You’re set to open a restaurant in Rome early next year. What’s gone into that?
It’s probably one of the toughest cities to choose to put a restaurant! The Romans are very tricky clients, like here in London — they’re very specific, very knowledgeable. And there’s lots of competition.
When you hear ‘a French chef coming to Rome’, [they’ll be wondering], ‘what’s he going to teach us? We have the best cuisine!’ But we’re not going to do French cuisine, because that would make no sense. There are Mediterranean and Italian influences, and it’s a contemporary project.
The cuisine has to be in tune with the place… and in the spirit of the hotel, ROMEO. Everything has to work in harmony.
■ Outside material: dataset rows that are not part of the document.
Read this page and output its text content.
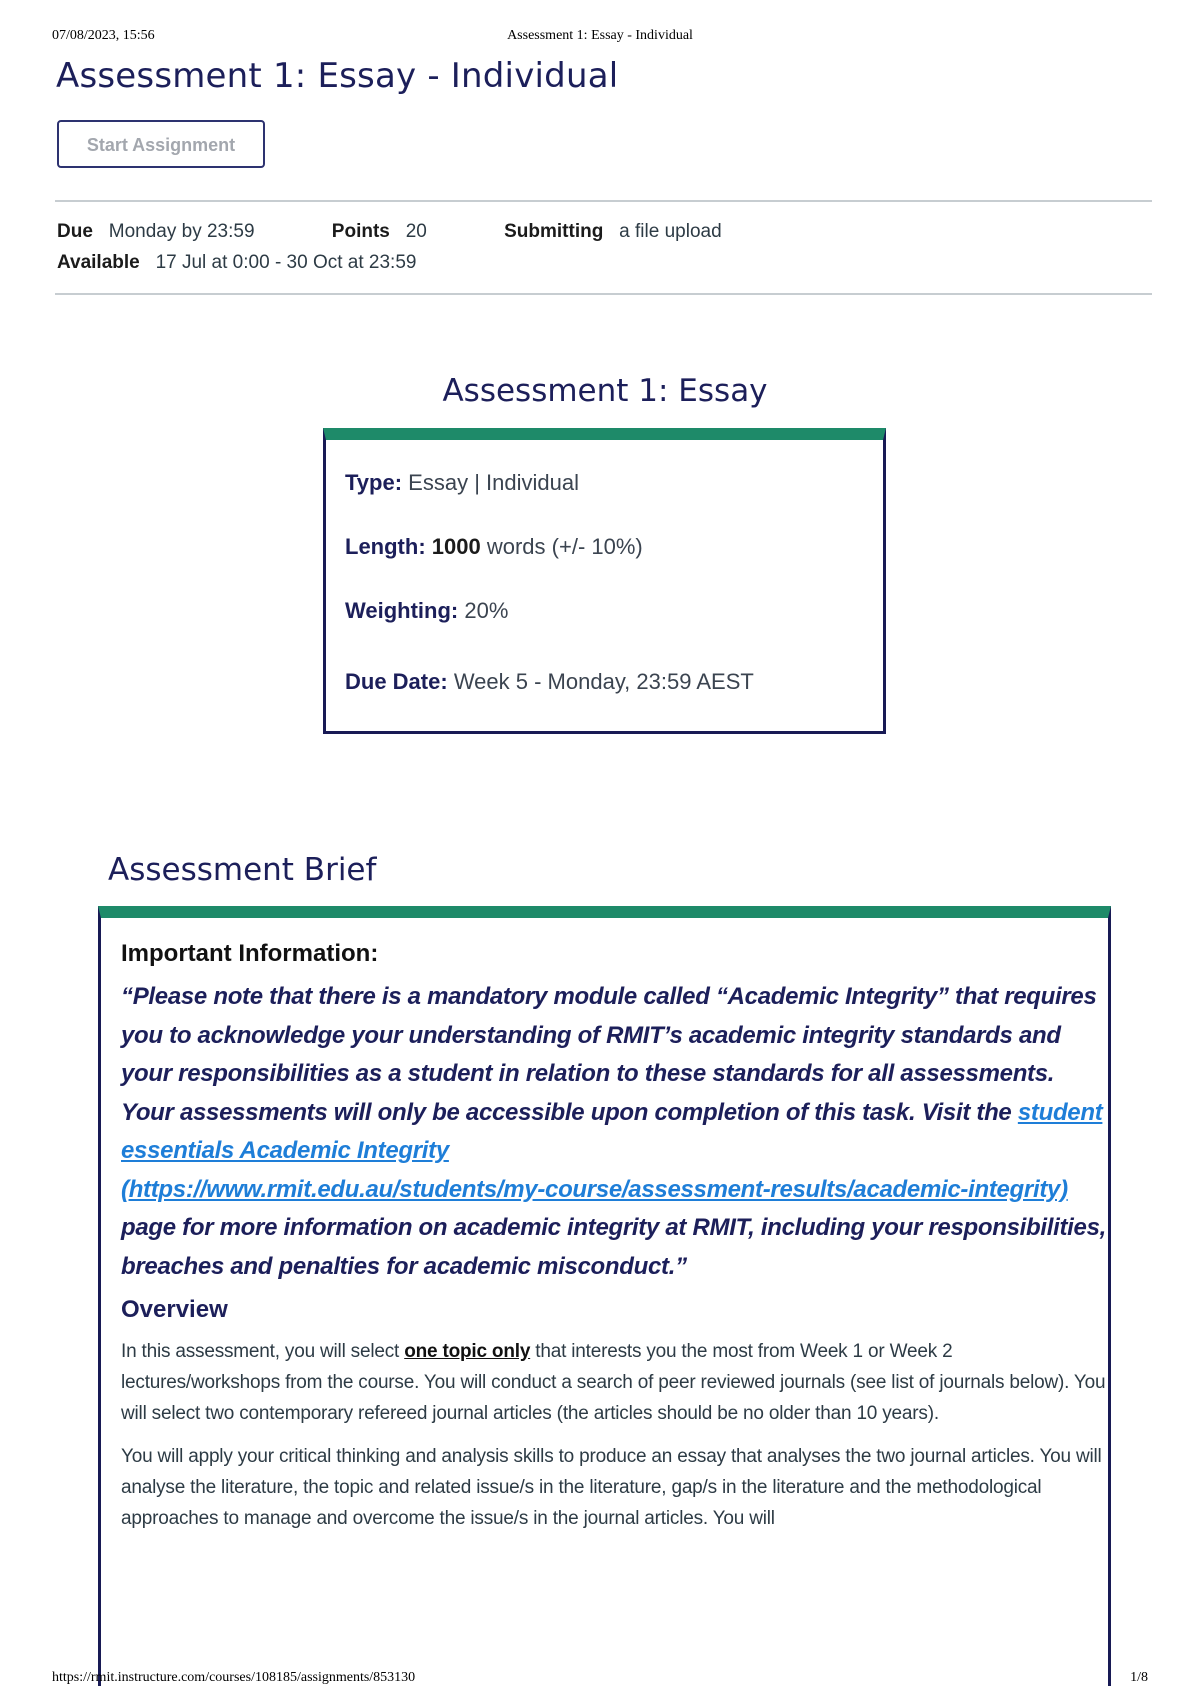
07/08/2023, 15:56	Assessment 1: Essay - Individual
Assessment 1: Essay - Individual
Start Assignment
Due Monday by 23:59	Points 20	Submitting a file upload
Available 17 Jul at 0:00 - 30 Oct at 23:59
Assessment 1: Essay
Type: Essay | Individual
Length: 1000 words (+/- 10%)
Weighting: 20%
Due Date: Week 5 - Monday, 23:59 AEST
Assessment Brief

Important Information:

“Please note that there is a mandatory module called “Academic Integrity” that requires you to acknowledge your understanding of RMIT’s academic integrity standards and your responsibilities as a student in relation to these standards for all assessments. Your assessments will only be accessible upon completion of this task. Visit the student essentials Academic Integrity
(https://www.rmit.edu.au/students/my-course/assessment-results/academic-integrity)
page for more information on academic integrity at RMIT, including your responsibilities, breaches and penalties for academic misconduct.”

Overview

In this assessment, you will select one topic only that interests you the most from Week 1 or Week 2 lectures/workshops from the course. You will conduct a search of peer reviewed journals (see list of journals below). You will select two contemporary refereed journal articles (the articles should be no older than 10 years).

You will apply your critical thinking and analysis skills to produce an essay that analyses the two journal articles. You will analyse the literature, the topic and related issue/s in the literature, gap/s in the literature and the methodological approaches to manage and overcome the issue/s in the journal articles. You will

https://rmit.instructure.com/courses/108185/assignments/853130	1/8
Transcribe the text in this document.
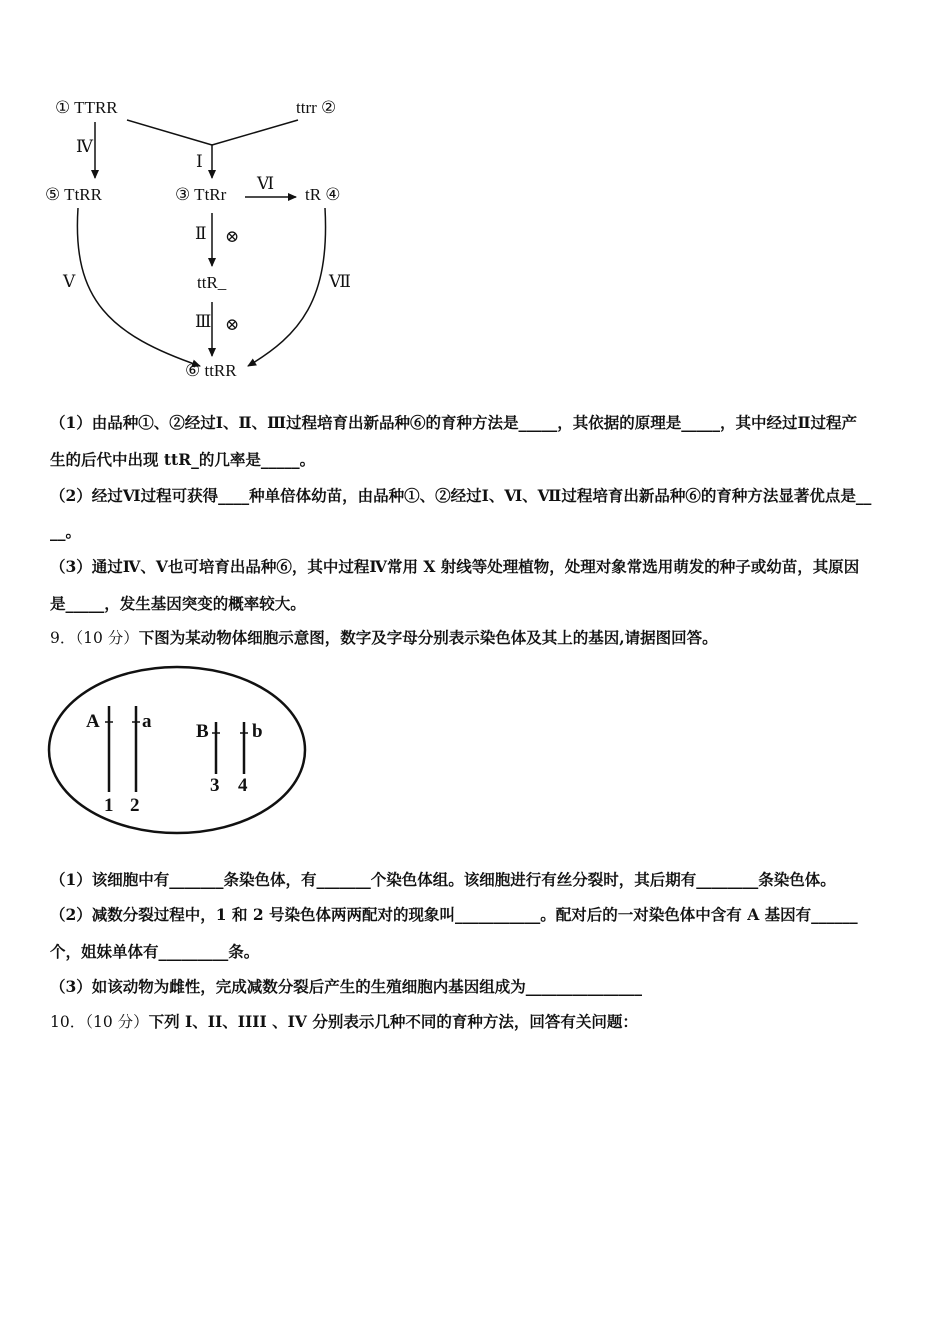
① TTRR	ttrr ②
⑤ TtRR	③ TtRr	tR ④
ttR_
⑥ ttRR
Ⅰ
Ⅳ
Ⅵ
Ⅱ ⊗
Ⅲ ⊗
Ⅴ	Ⅶ
（1）由品种①、②经过Ⅰ、Ⅱ、Ⅲ过程培育出新品种⑥的育种方法是_____，其依据的原理是_____，其中经过Ⅱ过程产
生的后代中出现 ttR_的几率是_____。
（2）经过Ⅵ过程可获得____种单倍体幼苗，由品种①、②经过Ⅰ、Ⅵ、Ⅶ过程培育出新品种⑥的育种方法显著优点是__
__。
（3）通过Ⅳ、Ⅴ也可培育出品种⑥，其中过程Ⅳ常用 X 射线等处理植物，处理对象常选用萌发的种子或幼苗，其原因
是_____，发生基因突变的概率较大。
9．（10 分）下图为某动物体细胞示意图，数字及字母分别表示染色体及其上的基因,请据图回答。
A a B b
1 2
3 4
（1）该细胞中有_______条染色体，有_______个染色体组。该细胞进行有丝分裂时，其后期有________条染色体。
（2）减数分裂过程中，1 和 2 号染色体两两配对的现象叫___________。配对后的一对染色体中含有 A 基因有______
个，姐妹单体有_________条。
（3）如该动物为雌性，完成减数分裂后产生的生殖细胞内基因组成为_______________
10．（10 分）下列 I、II、IIII 、IV 分别表示几种不同的育种方法，回答有关问题：
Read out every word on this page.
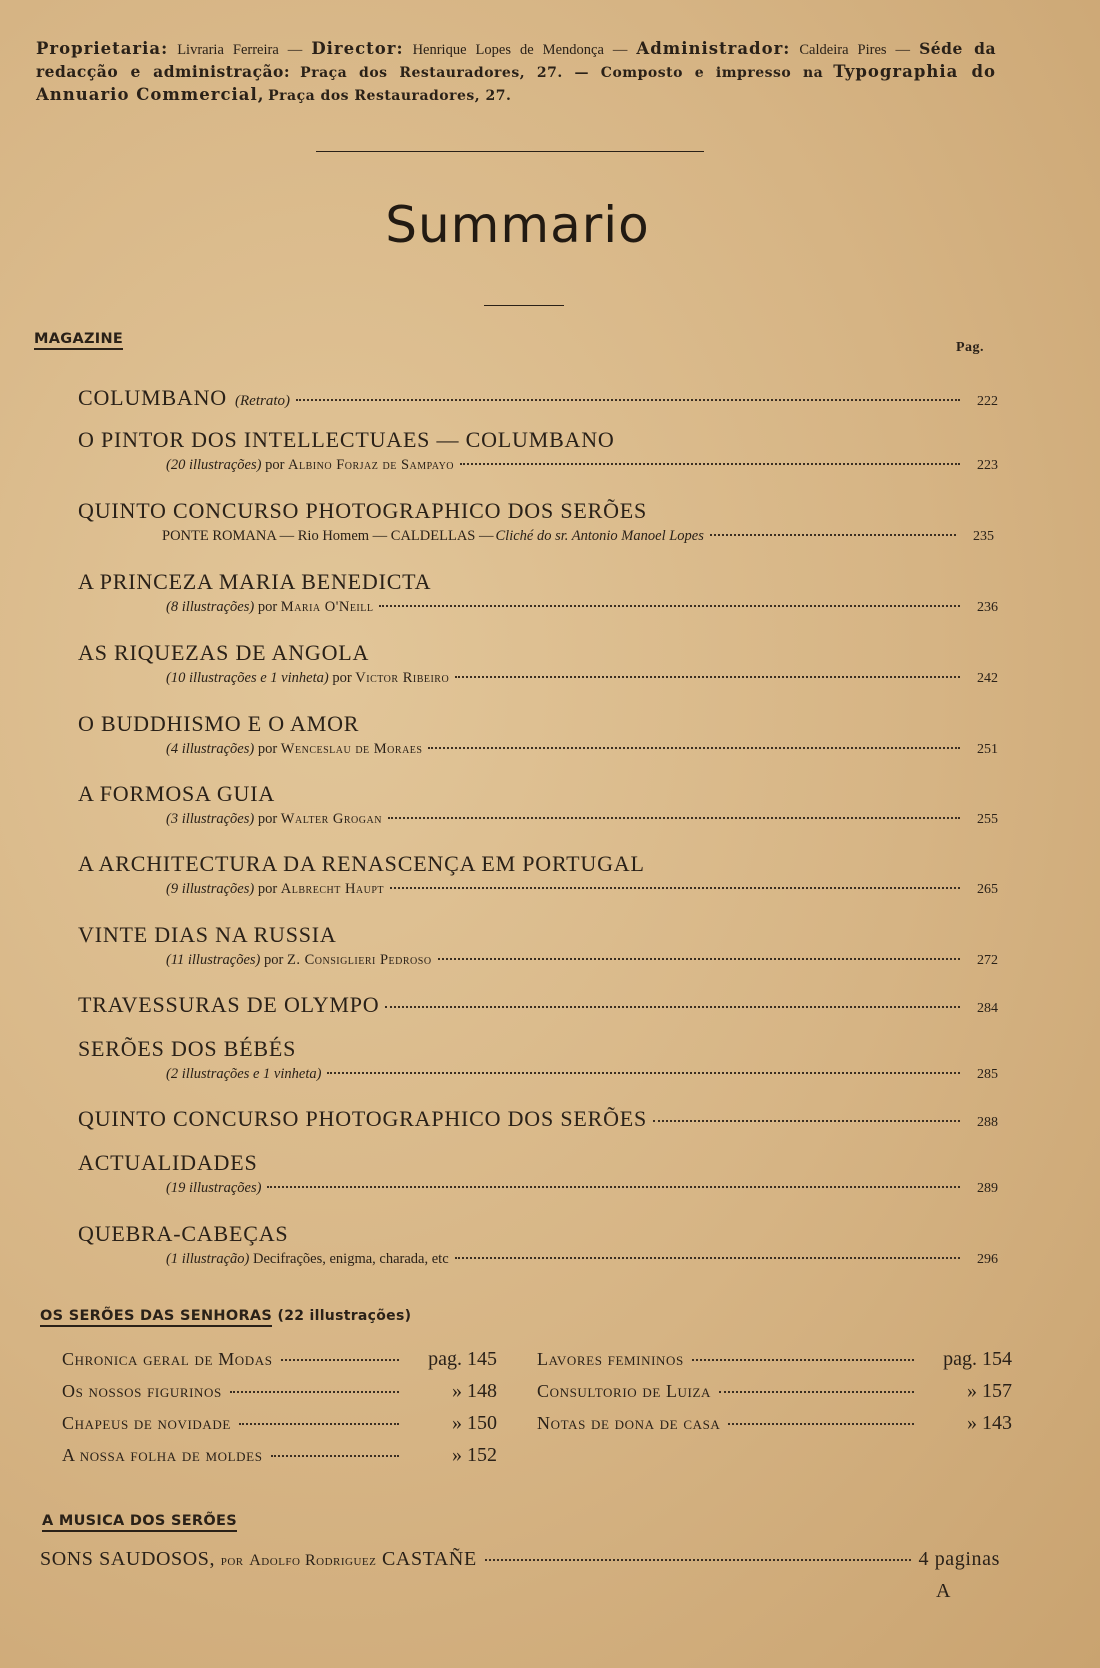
Proprietaria: Livraria Ferreira — Director: Henrique Lopes de Mendonça — Administrador: Caldeira Pires — Séde da redacção e administração: Praça dos Restauradores, 27. — Composto e impresso na Typographia do Annuario Commercial, Praça dos Restauradores, 27.
Summario
MAGAZINE
Pag.
COLUMBANO (Retrato)	222
O PINTOR DOS INTELLECTUAES — COLUMBANO
(20 illustrações)
por
Albino Forjaz de Sampayo	223
QUINTO CONCURSO PHOTOGRAPHICO DOS SERÕES
PONTE ROMANA — Rio Homem — CALDELLAS — Cliché do sr. Antonio Manoel Lopes	235
A PRINCEZA MARIA BENEDICTA
(8 illustrações)
por
Maria O'Neill	236
AS RIQUEZAS DE ANGOLA
(10 illustrações e 1 vinheta)
por
Victor Ribeiro	242
O BUDDHISMO E O AMOR
(4 illustrações)
por
Wenceslau de Moraes	251
A FORMOSA GUIA
(3 illustrações)
por
Walter Grogan	255
A ARCHITECTURA DA RENASCENÇA EM PORTUGAL
(9 illustrações)
por
Albrecht Haupt	265
VINTE DIAS NA RUSSIA
(11 illustrações)
por
Z. Consiglieri Pedroso	272
TRAVESSURAS DE OLYMPO	284
SERÕES DOS BÉBÉS
(2 illustrações e 1 vinheta)	285
QUINTO CONCURSO PHOTOGRAPHICO DOS SERÕES	288
ACTUALIDADES
(19 illustrações)	289
QUEBRA-CABEÇAS
(1 illustração)
Decifrações, enigma, charada, etc	296
OS SERÕES DAS SENHORAS (22 illustrações)
Chronica geral de Modas	pag. 145 Lavores femininos	pag. 154
Os nossos figurinos	» 148 Consultorio de Luiza	» 157
Chapeus de novidade	» 150 Notas de dona de casa	» 143
A nossa folha de moldes	» 152
A MUSICA DOS SERÕES
SONS SAUDOSOS,
por
Adolfo Rodriguez
CASTAÑE	4 paginas
A
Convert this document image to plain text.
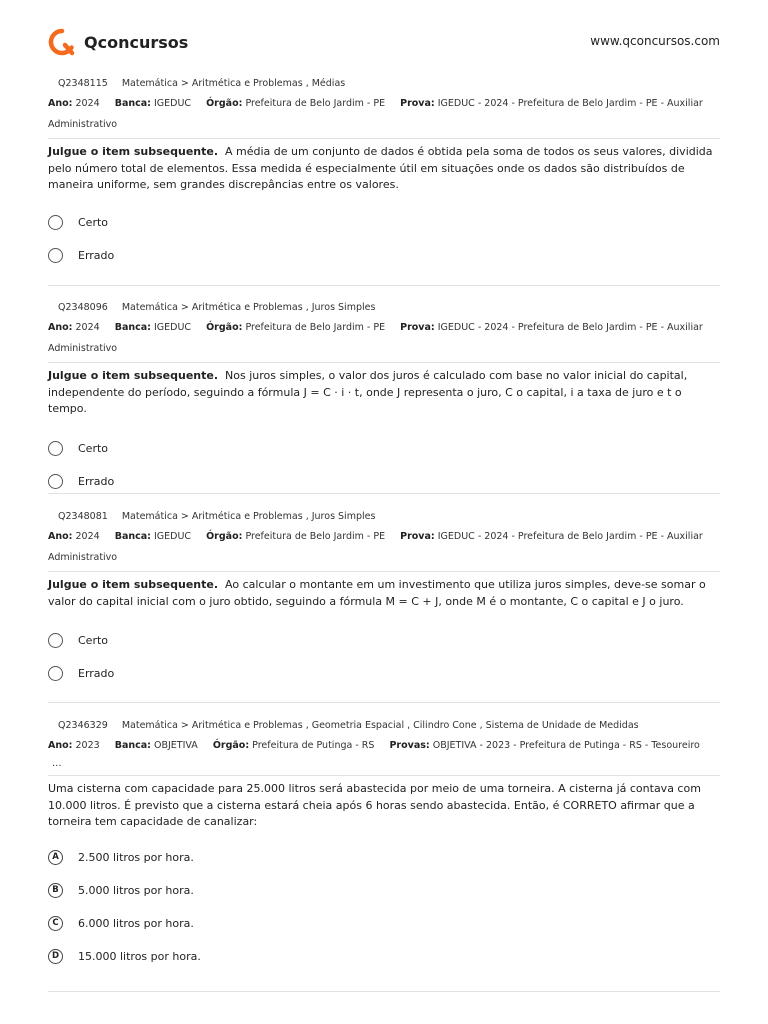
Qconcursos	www.qconcursos.com
Q2348115 Matemática > Aritmética e Problemas , Médias
Ano: 2024 Banca: IGEDUC Órgão: Prefeitura de Belo Jardim - PE Prova: IGEDUC - 2024 - Prefeitura de Belo Jardim - PE - Auxiliar Administrativo
Julgue o item subsequente. A média de um conjunto de dados é obtida pela soma de todos os seus valores, dividida pelo número total de elementos. Essa medida é especialmente útil em situações onde os dados são distribuídos de maneira uniforme, sem grandes discrepâncias entre os valores.
Certo
Errado
Q2348096 Matemática > Aritmética e Problemas , Juros Simples
Ano: 2024 Banca: IGEDUC Órgão: Prefeitura de Belo Jardim - PE Prova: IGEDUC - 2024 - Prefeitura de Belo Jardim - PE - Auxiliar Administrativo
Julgue o item subsequente. Nos juros simples, o valor dos juros é calculado com base no valor inicial do capital, independente do período, seguindo a fórmula J = C · i · t, onde J representa o juro, C o capital, i a taxa de juro e t o tempo.
Certo
Errado
Q2348081 Matemática > Aritmética e Problemas , Juros Simples
Ano: 2024 Banca: IGEDUC Órgão: Prefeitura de Belo Jardim - PE Prova: IGEDUC - 2024 - Prefeitura de Belo Jardim - PE - Auxiliar Administrativo
Julgue o item subsequente. Ao calcular o montante em um investimento que utiliza juros simples, deve-se somar o valor do capital inicial com o juro obtido, seguindo a fórmula M = C + J, onde M é o montante, C o capital e J o juro.
Certo
Errado
Q2346329 Matemática > Aritmética e Problemas , Geometria Espacial , Cilindro Cone , Sistema de Unidade de Medidas
Ano: 2023 Banca: OBJETIVA Órgão: Prefeitura de Putinga - RS Provas: OBJETIVA - 2023 - Prefeitura de Putinga - RS - Tesoureiro
...
Uma cisterna com capacidade para 25.000 litros será abastecida por meio de uma torneira. A cisterna já contava com 10.000 litros. É previsto que a cisterna estará cheia após 6 horas sendo abastecida. Então, é CORRETO afirmar que a torneira tem capacidade de canalizar:
A	2.500 litros por hora.
B	5.000 litros por hora.
C	6.000 litros por hora.
D	15.000 litros por hora.
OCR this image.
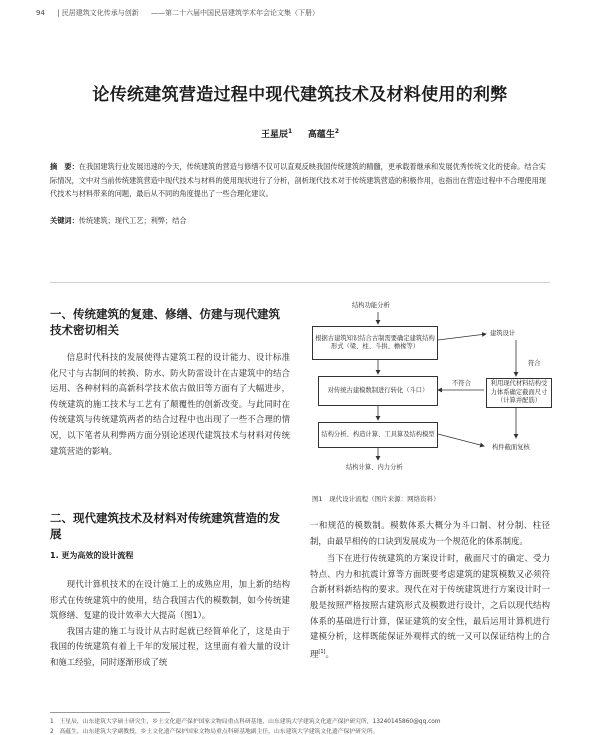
94 | 民居建筑文化传承与创新 ——第二十六届中国民居建筑学术年会论文集（下册）
论传统建筑营造过程中现代建筑技术及材料使用的利弊
王星辰$^1$ 高蕴生$^2$
摘　要：在我国建筑行业发展迅速的今天，传统建筑的营造与修缮不仅可以直观反映我国传统建筑的精髓，更承载着继承和发展优秀传统文化的使命。结合实际情况，文中对当前传统建筑营造中现代技术与材料的使用现状进行了分析，剖析现代技术对于传统建筑营造的积极作用，也指出在营造过程中不合理使用现代技术与材料带来的问题，最后从不同的角度提出了一些合理化建议。
关键词：传统建筑；现代工艺；利弊；结合
一、传统建筑的复建、修缮、仿建与现代建筑技术密切相关

信息时代科技的发展使得古建筑工程的设计能力、设计标准化尺寸与古制间的转换、防水、防火防雷设计在古建筑中的结合运用、各种材料的高新科学技术依古做旧等方面有了大幅进步，传统建筑的施工技术与工艺有了颠覆性的创新改变。与此同时在传统建筑与传统建筑两者的结合过程中也出现了一些不合理的情况，以下笔者从利弊两方面分别论述现代建筑技术与材料对传统建筑营造的影响。

二、现代建筑技术及材料对传统建筑营造的发展
1. 更为高效的设计流程

现代计算机技术的在设计施工上的成熟应用，加上新的结构形式在传统建筑中的使用，结合我国古代的模数制，如今传统建筑修缮、复建的设计效率大大提高（图1）。

我国古建的施工与设计从古时起就已经简单化了，这是由于我国的传统建筑有着上千年的发展过程，这里面有着大量的设计和施工经验，同时逐渐形成了统

结构功能分析
根据古建筑知识结合古制需要确定建筑结构形式（梁、柱、斗拱、檐椽等）
对传统古建模数制进行转化（斗口）
结构分析、构造计算、工具算及结构模型
结构计算、内力分析
建筑设计
利用现代材料结构受力体系确定截面尺寸（计算并配筋）
构件截面复核
不符合
符合
图1　现代设计流程（图片来源：网络资料）
一和规范的模数制。模数体系大概分为斗口制、材分制、柱径制，由最早相传的口诀到发展成为一个规范化的体系制度。

当下在进行传统建筑的方案设计时，截面尺寸的确定、受力特点、内力和抗震计算等方面既要考虑建筑的建筑模数又必须符合新材料新结构的要求。现代在对于传统建筑进行方案设计时一般是按照严格按照古建筑形式及模数进行设计，之后以现代结构体系的基础进行计算，保证建筑的安全性，最后运用计算机进行建模分析，这样既能保证外观样式的统一又可以保证结构上的合理[1]。

1　王星辰，山东建筑大学硕士研究生，乡土文化遗产保护国家文物局重点科研基地，山东建筑大学建筑文化遗产保护研究所，13240145860@qq.com
2　高蕴生，山东建筑大学副教授，乡土文化遗产保护国家文物局重点科研基地副主任，山东建筑大学建筑文化遗产保护研究所。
What is your proudest accomplishment?
The books I have published, and École Ducasse. The books will leave an imprint, which will remain. And the schools are how to transmit knowledge. It’s a legacy.
What’s the best piece of advice you’ve ever been given?
Don’t worry, it will happen eventually. You will get there.
Published by Gallic Books, Alain Ducasse’s memoir, ‘Good Taste: A Life of Food and Passion’, is out now.